The main findings of the NYU study, which involved 29 patients, and the larger one from Johns Hopkins University with 51 patients, that a single dose of the medication can lead to immediate reduction in the depression and anxiety caused by cancer and that the effect can last up to eight months, “is unprecedented,” said Ross. “We don’t have anything like it.”
The results of the studies were very similar, with around 80% of the patients attributing moderately or greatly improved wellbeing or life satisfaction to a single high dose of the drug, given with psychotherapy support.

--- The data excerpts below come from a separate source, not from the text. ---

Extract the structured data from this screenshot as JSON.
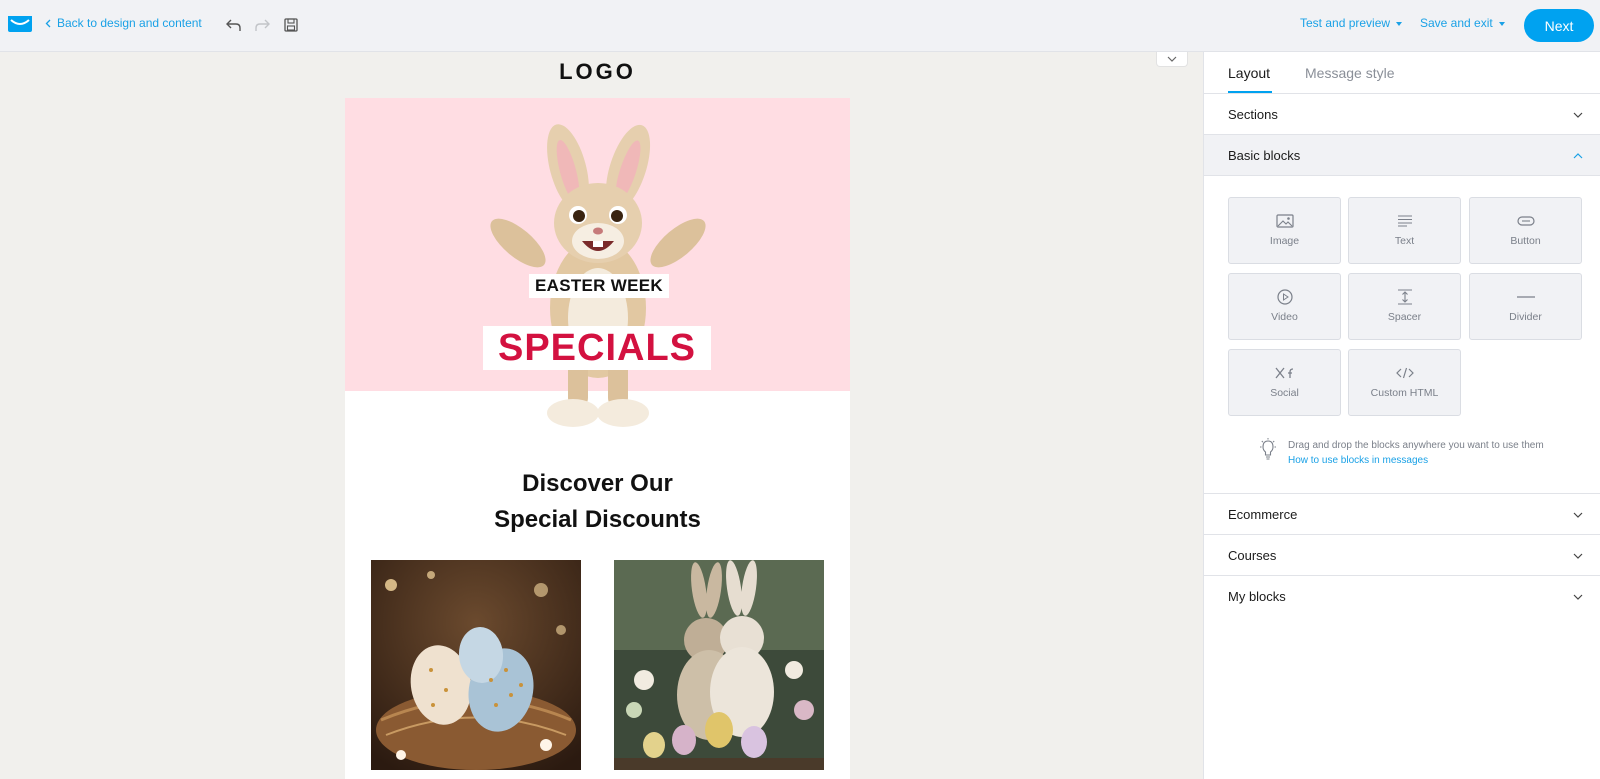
{
  "header": {
    "back_label": "Back to design and content",
    "test_preview_label": "Test and preview",
    "save_exit_label": "Save and exit",
    "next_label": "Next"
  },
  "email": {
    "logo_text": "LOGO",
    "hero_line1": "EASTER WEEK",
    "hero_line2": "SPECIALS",
    "heading_line1": "Discover Our",
    "heading_line2": "Special Discounts"
  },
  "panel": {
    "tabs": [
      {
        "label": "Layout",
        "active": true
      },
      {
        "label": "Message style",
        "active": false
      }
    ],
    "sections_label": "Sections",
    "basic_blocks_label": "Basic blocks",
    "blocks": [
      {
        "label": "Image",
        "icon": "image-icon"
      },
      {
        "label": "Text",
        "icon": "text-icon"
      },
      {
        "label": "Button",
        "icon": "button-icon"
      },
      {
        "label": "Video",
        "icon": "video-icon"
      },
      {
        "label": "Spacer",
        "icon": "spacer-icon"
      },
      {
        "label": "Divider",
        "icon": "divider-icon"
      },
      {
        "label": "Social",
        "icon": "social-icon"
      },
      {
        "label": "Custom HTML",
        "icon": "code-icon"
      }
    ],
    "tip_text": "Drag and drop the blocks anywhere you want to use them",
    "tip_link": "How to use blocks in messages",
    "ecommerce_label": "Ecommerce",
    "courses_label": "Courses",
    "my_blocks_label": "My blocks"
  },
  "colors": {
    "accent": "#00a2f0",
    "link": "#1aa1e6",
    "hero_bg": "#ffdde3",
    "specials_red": "#d31140"
  }
}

Professor Roland Griffiths, of the departments of psychiatry and neuroscience who led the study at Johns Hopkins University school of medicine, said he did not expect the findings, which he described as remarkable. “I am bred as a sceptic. I was sceptical at the outset that this drug could produce long-lasting changes,” he said. These were people “facing the deepest existential questions that humans can encounter - what is the nature of life and death, the meaning of life.”
But the results were similar to those they had found in earlier studies in healthy volunteers. “In spite of their unique vulnerability and the mood disruption that the illness and contemplation of their death has prompted, these participants have the same kind of experiences, that are deeply meaningful, spiritually significant and producing enduring positive changes in life and mood and behaviour,” he said.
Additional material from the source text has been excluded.